Originally designed as the series finale (before the show received an unexpected revival courtesy of Comedy Central several years later), this was Futurama at its best: sharp, sly and surprisingly sweet. In it, Fry makes a deal with the Robot Devil to become a musical maestro and impress the enduring object of his affections, Leela; leading to an elaborate opera segment and a poignant final scene that served as a fitting send-off for the series for a while, anyway.
6. Community – “Regional Holiday Music”
A delightful Christmas episode and a delicious parody of Glee (right down to a song literally called “Glee”), “Regional Holiday Music” drafted Saturday Night Live‘s Taran Killam as Greendale’s deranged glee club instructor Mr. Rad, and deployed five original songs to skewer everything from Glee‘s penchant for covers to its trademark a cappella transitions between scenes.
5. It’s Always Sunny in Philadelphia – “The Nightman Cometh”
No other musical on this list features incestuous subtext, the strong musky power of true love or firm reassurances that one of the characters is definitely not a child molester, so at least “The Nightman Cometh” has that going for it? (It also became a live musical show IRL, which is hard to beat.) Despite the fact that the titular musical within the episode isn’t supposed to be a comedy, according to Charlie, you’d be hard pressed to find one that gives you more laughs inadvertent or not.
4. Supernatural – “Fan Fiction”
Supernatural’s 200th episode was a literal love letter to the fans paying homage to the fandom’s boundless devotion and creativity with a meta twist when Sam and Dean stumble upon a staging of “Supernatural: The Musical!” devised by fans of the cult book series that’s secretly based on their lives. The show features three wickedly original songs that overflow with in-jokes and winks, but the real showstopper comes from the chill-inducing rendition of Kansas’ “Carry on Wayward Son,” which has become an unofficial theme song for the series over the course of its run.
3. The Simpsons – Simpsoncalifragilisticexpiala(Doh!)cious”
The Simpsons is practically perfect in every way when it comes to conceptualizing musical numbers, but its Mary Poppins homage is one of its finest half-hours going all in on the parody by introducing a sprightly British nanny who soon realizes that there’s no spoonful of sugar strong enough to help her deal with the Simpson family.
2. Scrubs – “My Musical”
Widely considered one of the best episodes of Scrubs and for good reason this poignant and hilarious installment managed to cram in 10 musical numbers (including one about poo) while emotionally grounding a potentially wacky conceit with a believable (and real) medical condition providing one of the few logical justifications for a musical episode in TV history. It was nominated for five Emmys and won for Outstanding Sound Mixing.
1. Buffy the Vampire Slayer – “Once More with Feeling”
Everyone from The Flash/Supergirl showrunner Andrew Kreisberg to Scrubs and Clone High‘s Bill Lawrence has credited Joss Whedon’s game-changing opus with inspiring their own musical experiments, and its impact can’t be overstated.
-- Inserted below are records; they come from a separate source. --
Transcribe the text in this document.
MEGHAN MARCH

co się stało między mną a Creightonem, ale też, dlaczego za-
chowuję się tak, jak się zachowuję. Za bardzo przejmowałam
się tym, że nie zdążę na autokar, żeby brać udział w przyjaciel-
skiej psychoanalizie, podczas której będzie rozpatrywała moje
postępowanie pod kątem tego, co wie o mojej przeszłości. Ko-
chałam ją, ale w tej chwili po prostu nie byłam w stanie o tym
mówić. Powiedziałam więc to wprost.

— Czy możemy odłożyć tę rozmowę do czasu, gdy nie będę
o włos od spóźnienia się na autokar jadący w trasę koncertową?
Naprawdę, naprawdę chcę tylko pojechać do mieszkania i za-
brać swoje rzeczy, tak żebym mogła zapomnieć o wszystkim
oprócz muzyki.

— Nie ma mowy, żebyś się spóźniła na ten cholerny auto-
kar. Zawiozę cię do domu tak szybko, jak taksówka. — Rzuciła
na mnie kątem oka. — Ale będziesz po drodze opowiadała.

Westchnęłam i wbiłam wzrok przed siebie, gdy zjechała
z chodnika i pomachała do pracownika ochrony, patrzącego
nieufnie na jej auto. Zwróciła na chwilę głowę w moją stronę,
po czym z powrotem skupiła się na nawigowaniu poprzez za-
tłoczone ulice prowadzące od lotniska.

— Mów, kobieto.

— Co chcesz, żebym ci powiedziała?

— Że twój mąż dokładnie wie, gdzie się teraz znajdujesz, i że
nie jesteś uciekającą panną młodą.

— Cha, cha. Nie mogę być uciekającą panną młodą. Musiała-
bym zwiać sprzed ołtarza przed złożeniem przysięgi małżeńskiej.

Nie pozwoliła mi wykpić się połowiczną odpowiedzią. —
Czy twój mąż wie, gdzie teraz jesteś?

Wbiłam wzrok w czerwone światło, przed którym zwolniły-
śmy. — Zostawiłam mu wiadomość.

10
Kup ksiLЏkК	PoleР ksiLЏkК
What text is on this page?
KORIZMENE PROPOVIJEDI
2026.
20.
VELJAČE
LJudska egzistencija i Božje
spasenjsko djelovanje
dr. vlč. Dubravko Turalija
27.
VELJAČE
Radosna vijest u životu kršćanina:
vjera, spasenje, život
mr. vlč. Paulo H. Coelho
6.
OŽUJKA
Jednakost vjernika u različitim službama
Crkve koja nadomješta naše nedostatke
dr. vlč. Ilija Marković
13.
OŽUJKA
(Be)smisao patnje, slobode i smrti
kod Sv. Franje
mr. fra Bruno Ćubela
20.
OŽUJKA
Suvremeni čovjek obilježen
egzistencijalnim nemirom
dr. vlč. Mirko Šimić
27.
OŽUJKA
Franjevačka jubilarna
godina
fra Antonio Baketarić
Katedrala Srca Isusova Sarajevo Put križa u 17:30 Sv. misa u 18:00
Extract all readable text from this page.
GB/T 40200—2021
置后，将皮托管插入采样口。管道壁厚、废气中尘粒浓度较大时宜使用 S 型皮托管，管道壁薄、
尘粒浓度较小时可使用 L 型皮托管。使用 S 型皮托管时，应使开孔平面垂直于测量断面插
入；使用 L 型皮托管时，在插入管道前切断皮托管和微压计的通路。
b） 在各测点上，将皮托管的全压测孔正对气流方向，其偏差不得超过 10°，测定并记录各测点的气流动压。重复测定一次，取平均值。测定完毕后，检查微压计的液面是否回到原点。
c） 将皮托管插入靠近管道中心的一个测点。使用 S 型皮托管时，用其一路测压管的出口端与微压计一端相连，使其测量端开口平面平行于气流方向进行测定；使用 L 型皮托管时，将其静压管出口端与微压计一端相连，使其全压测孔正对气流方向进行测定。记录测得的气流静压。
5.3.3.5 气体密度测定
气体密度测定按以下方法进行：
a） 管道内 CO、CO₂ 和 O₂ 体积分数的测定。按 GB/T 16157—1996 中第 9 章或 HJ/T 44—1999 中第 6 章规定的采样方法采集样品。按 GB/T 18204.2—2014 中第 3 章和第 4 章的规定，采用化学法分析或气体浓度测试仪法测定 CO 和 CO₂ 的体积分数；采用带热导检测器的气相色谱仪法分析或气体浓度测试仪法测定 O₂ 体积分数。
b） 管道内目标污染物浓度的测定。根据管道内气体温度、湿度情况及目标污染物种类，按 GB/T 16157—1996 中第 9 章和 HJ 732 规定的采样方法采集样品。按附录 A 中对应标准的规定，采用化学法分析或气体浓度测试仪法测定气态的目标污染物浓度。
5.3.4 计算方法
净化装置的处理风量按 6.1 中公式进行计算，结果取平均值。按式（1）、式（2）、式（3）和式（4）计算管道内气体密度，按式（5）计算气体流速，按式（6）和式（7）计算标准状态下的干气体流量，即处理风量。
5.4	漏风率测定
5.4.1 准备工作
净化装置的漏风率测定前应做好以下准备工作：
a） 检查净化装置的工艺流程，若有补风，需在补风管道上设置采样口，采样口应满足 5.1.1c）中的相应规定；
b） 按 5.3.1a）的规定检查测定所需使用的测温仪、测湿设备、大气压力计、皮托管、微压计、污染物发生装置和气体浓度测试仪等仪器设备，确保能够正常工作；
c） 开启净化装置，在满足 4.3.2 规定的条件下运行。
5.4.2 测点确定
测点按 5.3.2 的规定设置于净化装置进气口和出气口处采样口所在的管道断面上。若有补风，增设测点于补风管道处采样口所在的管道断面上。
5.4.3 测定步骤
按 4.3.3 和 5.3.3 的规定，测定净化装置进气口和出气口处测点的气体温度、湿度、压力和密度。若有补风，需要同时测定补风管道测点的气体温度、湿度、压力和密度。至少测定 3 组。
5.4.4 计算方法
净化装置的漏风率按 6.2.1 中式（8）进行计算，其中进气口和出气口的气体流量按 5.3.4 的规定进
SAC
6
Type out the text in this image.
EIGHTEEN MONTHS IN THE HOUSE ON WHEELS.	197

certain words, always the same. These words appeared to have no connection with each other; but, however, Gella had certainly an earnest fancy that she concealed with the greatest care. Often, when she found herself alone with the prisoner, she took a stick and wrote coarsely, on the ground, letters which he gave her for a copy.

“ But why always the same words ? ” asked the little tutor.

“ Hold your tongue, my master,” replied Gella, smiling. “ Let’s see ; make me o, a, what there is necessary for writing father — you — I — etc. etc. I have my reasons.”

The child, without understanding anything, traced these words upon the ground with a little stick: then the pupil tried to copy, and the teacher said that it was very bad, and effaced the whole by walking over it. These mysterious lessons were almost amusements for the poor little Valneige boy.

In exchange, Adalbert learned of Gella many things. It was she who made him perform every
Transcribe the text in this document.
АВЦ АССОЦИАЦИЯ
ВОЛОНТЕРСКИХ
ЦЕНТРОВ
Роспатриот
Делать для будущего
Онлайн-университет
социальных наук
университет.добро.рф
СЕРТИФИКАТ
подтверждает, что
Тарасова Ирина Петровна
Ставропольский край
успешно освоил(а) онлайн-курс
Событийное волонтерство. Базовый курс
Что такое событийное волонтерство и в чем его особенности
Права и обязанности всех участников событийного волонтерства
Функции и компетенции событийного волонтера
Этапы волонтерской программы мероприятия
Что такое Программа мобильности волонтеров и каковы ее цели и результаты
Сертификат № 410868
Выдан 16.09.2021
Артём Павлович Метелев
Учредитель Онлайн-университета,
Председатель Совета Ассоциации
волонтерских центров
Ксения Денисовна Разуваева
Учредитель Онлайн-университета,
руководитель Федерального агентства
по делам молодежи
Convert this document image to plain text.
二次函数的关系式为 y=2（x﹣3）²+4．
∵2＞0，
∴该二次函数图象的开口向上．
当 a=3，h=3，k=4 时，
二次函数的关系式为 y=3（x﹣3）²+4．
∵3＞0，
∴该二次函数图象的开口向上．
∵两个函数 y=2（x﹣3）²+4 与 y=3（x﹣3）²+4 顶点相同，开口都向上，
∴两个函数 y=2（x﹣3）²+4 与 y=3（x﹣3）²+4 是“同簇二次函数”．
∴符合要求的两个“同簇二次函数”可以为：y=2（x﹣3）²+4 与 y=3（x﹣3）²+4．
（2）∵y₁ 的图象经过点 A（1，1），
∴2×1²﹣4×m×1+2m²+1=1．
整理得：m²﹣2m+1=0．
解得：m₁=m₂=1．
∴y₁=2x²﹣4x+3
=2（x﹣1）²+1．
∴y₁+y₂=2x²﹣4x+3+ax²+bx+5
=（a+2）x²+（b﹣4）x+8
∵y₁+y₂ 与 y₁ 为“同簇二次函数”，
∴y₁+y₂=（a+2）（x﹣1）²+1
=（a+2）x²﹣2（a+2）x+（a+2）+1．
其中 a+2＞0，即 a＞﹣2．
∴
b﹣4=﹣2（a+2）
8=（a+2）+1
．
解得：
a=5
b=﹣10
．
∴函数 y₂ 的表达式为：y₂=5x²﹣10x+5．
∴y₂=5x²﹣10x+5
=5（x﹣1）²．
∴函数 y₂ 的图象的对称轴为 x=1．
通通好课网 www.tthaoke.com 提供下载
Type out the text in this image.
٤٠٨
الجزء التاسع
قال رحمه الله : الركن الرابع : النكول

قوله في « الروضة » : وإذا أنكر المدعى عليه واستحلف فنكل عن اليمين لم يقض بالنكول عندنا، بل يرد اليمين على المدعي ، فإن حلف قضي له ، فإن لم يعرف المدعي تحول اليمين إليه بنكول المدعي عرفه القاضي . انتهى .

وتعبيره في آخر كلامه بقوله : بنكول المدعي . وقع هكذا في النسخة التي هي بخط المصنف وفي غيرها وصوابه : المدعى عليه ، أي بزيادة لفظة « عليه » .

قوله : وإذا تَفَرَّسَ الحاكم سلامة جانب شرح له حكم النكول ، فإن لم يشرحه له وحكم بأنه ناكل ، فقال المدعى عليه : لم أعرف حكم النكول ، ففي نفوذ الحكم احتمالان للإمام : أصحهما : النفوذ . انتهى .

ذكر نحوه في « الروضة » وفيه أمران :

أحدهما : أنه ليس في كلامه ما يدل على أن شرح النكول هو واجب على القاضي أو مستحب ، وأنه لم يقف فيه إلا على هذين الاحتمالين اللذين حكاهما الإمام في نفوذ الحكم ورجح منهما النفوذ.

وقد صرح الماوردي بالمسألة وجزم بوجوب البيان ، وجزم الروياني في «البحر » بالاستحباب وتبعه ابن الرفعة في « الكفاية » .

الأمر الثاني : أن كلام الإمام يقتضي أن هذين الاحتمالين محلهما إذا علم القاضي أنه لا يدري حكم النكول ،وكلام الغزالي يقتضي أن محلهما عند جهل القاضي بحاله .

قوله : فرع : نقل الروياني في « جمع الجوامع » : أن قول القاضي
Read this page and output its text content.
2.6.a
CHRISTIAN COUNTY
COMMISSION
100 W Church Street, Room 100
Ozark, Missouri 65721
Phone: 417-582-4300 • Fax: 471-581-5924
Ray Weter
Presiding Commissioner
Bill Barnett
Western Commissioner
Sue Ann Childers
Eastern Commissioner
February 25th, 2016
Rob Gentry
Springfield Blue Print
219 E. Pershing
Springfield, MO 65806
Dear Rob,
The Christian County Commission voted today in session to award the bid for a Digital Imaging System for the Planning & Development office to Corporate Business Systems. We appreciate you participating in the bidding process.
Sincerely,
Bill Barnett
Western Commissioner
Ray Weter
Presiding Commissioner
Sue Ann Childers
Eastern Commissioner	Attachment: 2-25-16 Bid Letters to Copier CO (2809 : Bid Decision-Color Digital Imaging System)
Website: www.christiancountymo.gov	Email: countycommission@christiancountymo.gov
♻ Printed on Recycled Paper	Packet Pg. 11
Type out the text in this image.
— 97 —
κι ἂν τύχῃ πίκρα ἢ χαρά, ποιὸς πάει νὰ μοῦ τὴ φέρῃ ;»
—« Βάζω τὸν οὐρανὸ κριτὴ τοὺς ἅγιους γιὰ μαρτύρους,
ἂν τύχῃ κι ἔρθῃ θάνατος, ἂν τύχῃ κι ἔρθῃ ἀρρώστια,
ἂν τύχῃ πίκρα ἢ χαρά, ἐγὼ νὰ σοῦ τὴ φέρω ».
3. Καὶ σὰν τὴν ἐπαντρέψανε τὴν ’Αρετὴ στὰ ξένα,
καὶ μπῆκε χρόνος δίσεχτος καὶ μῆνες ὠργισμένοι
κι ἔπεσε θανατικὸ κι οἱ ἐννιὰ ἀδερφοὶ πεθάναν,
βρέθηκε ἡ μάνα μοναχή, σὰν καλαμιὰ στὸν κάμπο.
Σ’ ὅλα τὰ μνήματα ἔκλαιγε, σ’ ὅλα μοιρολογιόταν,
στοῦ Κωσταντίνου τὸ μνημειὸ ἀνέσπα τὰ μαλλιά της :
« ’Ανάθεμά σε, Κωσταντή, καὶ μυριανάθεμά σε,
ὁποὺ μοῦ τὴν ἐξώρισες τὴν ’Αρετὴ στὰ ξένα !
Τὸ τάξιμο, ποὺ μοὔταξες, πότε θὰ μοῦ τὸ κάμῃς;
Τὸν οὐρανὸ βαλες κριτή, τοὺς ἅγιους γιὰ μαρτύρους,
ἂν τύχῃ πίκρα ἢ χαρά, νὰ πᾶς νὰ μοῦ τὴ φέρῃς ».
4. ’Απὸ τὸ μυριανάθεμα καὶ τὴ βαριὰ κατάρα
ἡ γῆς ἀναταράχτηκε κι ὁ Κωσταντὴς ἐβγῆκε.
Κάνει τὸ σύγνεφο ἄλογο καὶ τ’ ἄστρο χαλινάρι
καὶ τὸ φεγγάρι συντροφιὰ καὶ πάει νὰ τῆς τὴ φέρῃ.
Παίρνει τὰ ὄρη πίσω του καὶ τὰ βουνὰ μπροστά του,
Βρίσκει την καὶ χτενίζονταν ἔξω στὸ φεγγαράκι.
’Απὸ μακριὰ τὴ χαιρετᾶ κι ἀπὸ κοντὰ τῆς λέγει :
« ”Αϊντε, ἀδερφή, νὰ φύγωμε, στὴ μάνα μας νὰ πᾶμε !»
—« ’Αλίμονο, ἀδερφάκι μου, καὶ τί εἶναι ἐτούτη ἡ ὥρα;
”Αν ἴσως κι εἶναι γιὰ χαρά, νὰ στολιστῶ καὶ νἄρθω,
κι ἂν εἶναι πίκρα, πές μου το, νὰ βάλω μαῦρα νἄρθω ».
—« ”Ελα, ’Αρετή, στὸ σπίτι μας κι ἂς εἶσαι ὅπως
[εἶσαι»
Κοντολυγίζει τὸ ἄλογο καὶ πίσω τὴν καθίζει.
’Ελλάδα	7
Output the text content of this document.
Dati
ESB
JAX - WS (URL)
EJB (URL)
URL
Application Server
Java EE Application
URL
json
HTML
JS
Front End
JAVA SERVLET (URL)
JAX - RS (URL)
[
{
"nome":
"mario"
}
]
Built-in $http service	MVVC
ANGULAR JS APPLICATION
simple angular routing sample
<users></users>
The episode was a pivotal one in the show’s narrative with Buffy revealing that her friends had inadvertently pulled her out of heaven instead of rescuing her from hell, as they’d assumed which left her feeling disconnected from her family and her duties as Slayer. “Once More” perfectly demonstrated why the best “gimmick” episodes are those that propel the plot and characters forward. It’s not just the best musical episode of all time it’s arguably one of the best hours of television, period.
The Flash‘s musical crossover with Supergirl, “Duets,” airs Tuesday, March 21 at 8 p.m. on The CW.